Lambda architecture is a data-processing architecture designed to handle massive quantities of data by taking advantage of both batch- and stream-processing methods. In Lambda architecture, the system involves three layers: batch processing, speed (or real-time) processing, and a serving layer for responding to queries, and each comes with its own set of requirements.
In batch layer, it aims at perfect accuracy by being able to process the all available big dataset which is an immutable, append-only set of raw data using distributed processing system. Output will be typically stored in a read-only database with result completely replacing existing precomputed views. Apache Hadoop, Pig, and HIVE are
the de facto batch-processing system.
In speed layer, the data is processed in streaming fashion, and the real-time views are provided by the most recent data. As a result, the speed layer is responsible for filling the "gap" caused by the batch layer's lag in providing views based on the most recent data.
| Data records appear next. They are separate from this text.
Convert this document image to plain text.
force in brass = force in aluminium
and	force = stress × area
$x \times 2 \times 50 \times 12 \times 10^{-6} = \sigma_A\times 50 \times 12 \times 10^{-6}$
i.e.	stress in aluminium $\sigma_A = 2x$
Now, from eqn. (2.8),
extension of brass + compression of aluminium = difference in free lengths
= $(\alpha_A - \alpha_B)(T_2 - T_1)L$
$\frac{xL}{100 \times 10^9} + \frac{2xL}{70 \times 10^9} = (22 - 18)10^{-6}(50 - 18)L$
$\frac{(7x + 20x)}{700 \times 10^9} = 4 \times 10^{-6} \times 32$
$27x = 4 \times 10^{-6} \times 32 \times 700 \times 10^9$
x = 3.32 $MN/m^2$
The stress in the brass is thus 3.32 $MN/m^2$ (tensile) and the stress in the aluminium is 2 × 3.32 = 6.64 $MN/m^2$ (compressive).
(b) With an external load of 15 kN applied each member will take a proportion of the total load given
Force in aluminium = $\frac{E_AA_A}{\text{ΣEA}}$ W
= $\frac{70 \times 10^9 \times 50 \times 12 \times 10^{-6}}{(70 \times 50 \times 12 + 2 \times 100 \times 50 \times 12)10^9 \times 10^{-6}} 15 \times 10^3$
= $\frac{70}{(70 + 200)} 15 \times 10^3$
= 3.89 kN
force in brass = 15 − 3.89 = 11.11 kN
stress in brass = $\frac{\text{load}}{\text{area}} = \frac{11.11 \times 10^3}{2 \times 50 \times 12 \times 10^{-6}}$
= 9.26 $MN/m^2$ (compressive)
This layer's views may not be as accurate as the views provided by batch layer's views created with full dataset, so they will be eventually replaced by the batch layer's views. Traditionally, Apache Storm is
used in this layer.
In serving layer, the result from batch layer and speed layer will be stored here, and it responds to queries in a low-latency and ad-hoc way.
One of the lambda architecture examples in machine learning context is building the fraud detection system. In speed layer, the incoming streaming data can be used for online learning to update the model learnt in batch layer to incorporate the recent events. After a while, the model can be rebuilt using the full dataset.
Why Spark for lambda architecture? Traditionally, different
technologies are used in batch layer and speed layer. If your batch system is implemented with Apache Pig, and your speed layer is implemented with Apache Storm, you have to write and maintain the same logics in SQL and in Java/Scala. This will very quickly becomes a maintenance nightmare. With Spark, we have an unified development framework for batch and speed layer at scale. In this talk, an end-to-end example implemented in Spark will be shown, and we will
discuss about the development, testing, maintenance, and deployment of lambda architecture system with Apache Spark.